Júlio Gadelha – Rios de Notícias
MANAUS (AM) – A Assembleia Legislativa do Amazonas (ALEAM) aprovou o Projeto de Lei nº 305/2024, na quinta-feira, 28/11, de autoria da deputada Alessandra Campelo (Podemos), que visa regulamentar a cobertura midiática de casos de feminicídio e violência contra a mulher. A nova legislação proíbe o uso de termos pejorativos, degradantes ou que possam desrespeitar a dignidade das vítimas, buscando promover uma abordagem ética e responsável nos meios de comunicação.
O projeto tem como objetivo principal assegurar o respeito à memória das vítimas e evitar que a cobertura da imprensa reproduza discursos que desvalorizem quem sofreu violência.
Segundo a medida, casos em que a imprensa pode desrespeitar vítimas de violência ocorrem quando são utilizados termos ou narrativas que culpabilizam as vítimas, minimizam o impacto do crime ou reforçam estereótipos de gênero.
Exemplos incluem expressões que insinuam que a vítima “provocou” a violência por causa de suas roupas, comportamento ou escolhas pessoais, descrições sensacionalistas que exploram detalhes da violência de forma desnecessária ou termos que desvalorizam a dignidade da vítima, como apelidos ofensivos. Esses erros desviam o foco do agressor e prejudicam a honra da vítima.
“Os profissionais da imprensa têm uma responsabilidade ética de evitar o sensacionalismo, respeitar a dignidade das vítimas e desafiar normas culturais prejudiciais. Uma cobertura midiática responsável não apenas informa o público, mas também contribui para a construção de uma sociedade mais justa e igualitária”, defendeu Alessandra Campelo.
Penalidades previstas
A lei estabelece sanções para os veículos de comunicação que descumprirem as normas, incluindo:
- Advertência com prazo de 24 horas para correção da infração.

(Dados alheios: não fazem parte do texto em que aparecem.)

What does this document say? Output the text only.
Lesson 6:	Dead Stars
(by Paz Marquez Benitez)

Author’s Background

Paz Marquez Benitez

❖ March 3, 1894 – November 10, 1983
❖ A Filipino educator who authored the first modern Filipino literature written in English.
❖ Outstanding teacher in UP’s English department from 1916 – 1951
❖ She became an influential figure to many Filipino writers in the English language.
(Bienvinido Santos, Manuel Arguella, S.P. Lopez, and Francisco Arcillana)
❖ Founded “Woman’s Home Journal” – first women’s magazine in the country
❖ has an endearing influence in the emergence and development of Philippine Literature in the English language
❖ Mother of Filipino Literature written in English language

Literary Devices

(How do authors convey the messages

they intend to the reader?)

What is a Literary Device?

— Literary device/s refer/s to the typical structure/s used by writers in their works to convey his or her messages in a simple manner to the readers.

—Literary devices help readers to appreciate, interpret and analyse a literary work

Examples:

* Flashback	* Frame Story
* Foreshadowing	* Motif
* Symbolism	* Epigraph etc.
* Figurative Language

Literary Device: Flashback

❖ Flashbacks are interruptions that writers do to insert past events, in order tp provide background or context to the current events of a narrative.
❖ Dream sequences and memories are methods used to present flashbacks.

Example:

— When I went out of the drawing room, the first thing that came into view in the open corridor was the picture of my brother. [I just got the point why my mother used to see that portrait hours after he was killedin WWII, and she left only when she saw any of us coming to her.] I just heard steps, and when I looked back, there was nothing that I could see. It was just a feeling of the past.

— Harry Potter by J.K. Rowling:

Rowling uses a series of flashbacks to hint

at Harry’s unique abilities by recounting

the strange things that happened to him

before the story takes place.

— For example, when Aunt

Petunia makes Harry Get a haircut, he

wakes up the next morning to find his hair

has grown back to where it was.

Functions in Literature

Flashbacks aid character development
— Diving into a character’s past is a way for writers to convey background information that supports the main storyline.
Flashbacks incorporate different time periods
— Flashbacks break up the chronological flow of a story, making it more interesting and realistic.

- Multa que varia de R$ 500 a R$ 10 mil, dobrada em caso de reincidência.
- Suspensão temporária das atividades de divulgação do meio de comunicação por até 10 dias em caso de reincidência após a aplicação de multas.
Os valores arrecadados com as multas serão destinados a ações de enfrentamento da violência contra a mulher e ao fortalecimento de centros de atendimento às vítimas no estado.
Apesar das medidas definidas, o texto não especifica qual órgão será responsável pela fiscalização e pela aplicação das penalidades. Essa indefinição pode gerar questionamentos sobre a efetividade da lei na prática. O projeto segue para sanção governamental.
Além das punições, a legislação prevê campanhas de conscientização e capacitação junto aos profissionais da imprensa, com foco no uso de linguagem responsável e na proteção da dignidade das vítimas.
A aprovação do projeto representa um avanço no enfrentamento da violência de gênero e no combate à cultura de culpabilização das vítimas, mas a falta de clareza sobre a fiscalização pode ser um desafio na implementação das medidas.